In a 4-3 vote Tuesday, City Council came short of the five votes needed to renew its contract with ACS Xerox for the SafeLight Program. Mayor Charles Meeker abstained from voting because his law firm represented ACS in the past on an unrelated matter. The cameras, found at 15 intersections throughout Raleigh, will be removed after the contract expires Sept. 30.

While some council members claim the primary purpose of the cameras was public safety, critics argue it’s just another source of revenue.

A 2005 study by North Carolina State University showed side crashes had decreased by 42 percent since the 12 cameras operating in Raleigh at the time had been installed. Meanwhile, rear-end crashes had increased by 7 percent. A study of Greensboro red-light cameras also showed an increase in rear-end collisions.

“It’s not news to any of us at the city level that the rear-end smaller kinds of collisions would increase from this kind of technology in place,” said City Manager Russell Allen in 2006.

Allen said the city installed the cameras to cut down on dangerous, high-speed side collisions.

However, a more recent study found that fatal collisions have increased at the intersections with cameras. According to the Insurance Institute for Highway Safety, there were nine fatal accidents between 2004 and 2008 — after the cameras were in place — compared to three between 1992 and 1996.

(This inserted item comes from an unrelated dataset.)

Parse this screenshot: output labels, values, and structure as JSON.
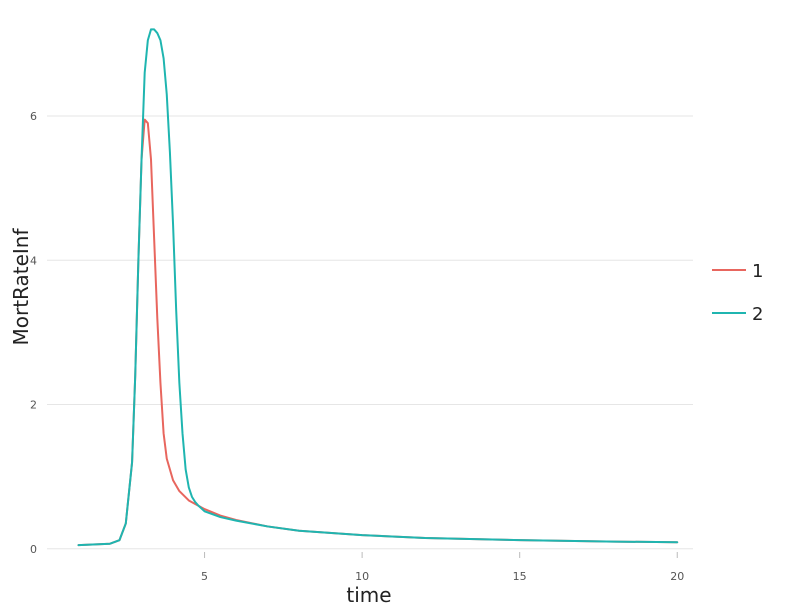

The impact of red light cameras on safety is debated around the country. Some studies find them to make intersections safer and some find them to cause more accidents than they prevent. “But one thing is for sure,” said Fergus Hodgson, director of fiscal policy studies for the John Locke Foundation. “They generate revenue for local governments, and that appears to be the genuine reason why they promote them.”

Raleigh doesn’t receive any revenue for the $50 red-light tickets it issues, but the Wake County Public School System does.

Hodgson said the vast majority of red-light-camera tickets are issued for rolling right-hand turns. Drivers are more likely to get struck by lightning than to get in an accident by making a rolling right-hand turn, he said.

“That’s why everyone does it,” he said. “If it were so dangerous, people wouldn’t do it. There seems to be the assumption that people want to get in accidents. They don’t.”

If city council members really want to make intersections safer, Hodgson said, there are better ways of achieving that goal, such as extending yellow-light times. Research from the Texas Transportation Institute suggests that increasing yellow lights by only one second reduces collisions by 40 percent, Hodgson wrote in a recent opinion piece on the subject.

“Yet, a number of cities have been found guilty of deliberately shortening the yellow light so as to cause more red light runs and more tickets,” Hodgson said.

In addition to safety concerns, red-light cameras have “devious impacts on our privacy and our right to a trial, the presumption of innocence,” Hodgson said.

Councilman Bonner Gaylord expressed similar concerns at the city council meeting Tuesday.

“Tickets are issued based on the license plate,” Gaylord said. “How do we ensure it was the owner that was driving? What’s the process if the owner was not driving the car and was issued a ticket?”

City staff answered that the owner can contest the ticket and get it transferred into the driver’s name.

“To me this is against what our country’s justice system was founded on, which is innocence until proven guilty,” Gaylord said. “This seems to be guilty until proven innocent.”

Allen said the council could revisit the issue in the future, but for now, the cameras will be turned off and removed.

WRAL-TV reports that council members Mary Ann Baldwin, Nancy McFarlane, and Thomas Crowder said they would work to save the program, but aren’t sure they’ll be able to before the contract expires.

Sara Burrows is an associate editor of Carolina Journal.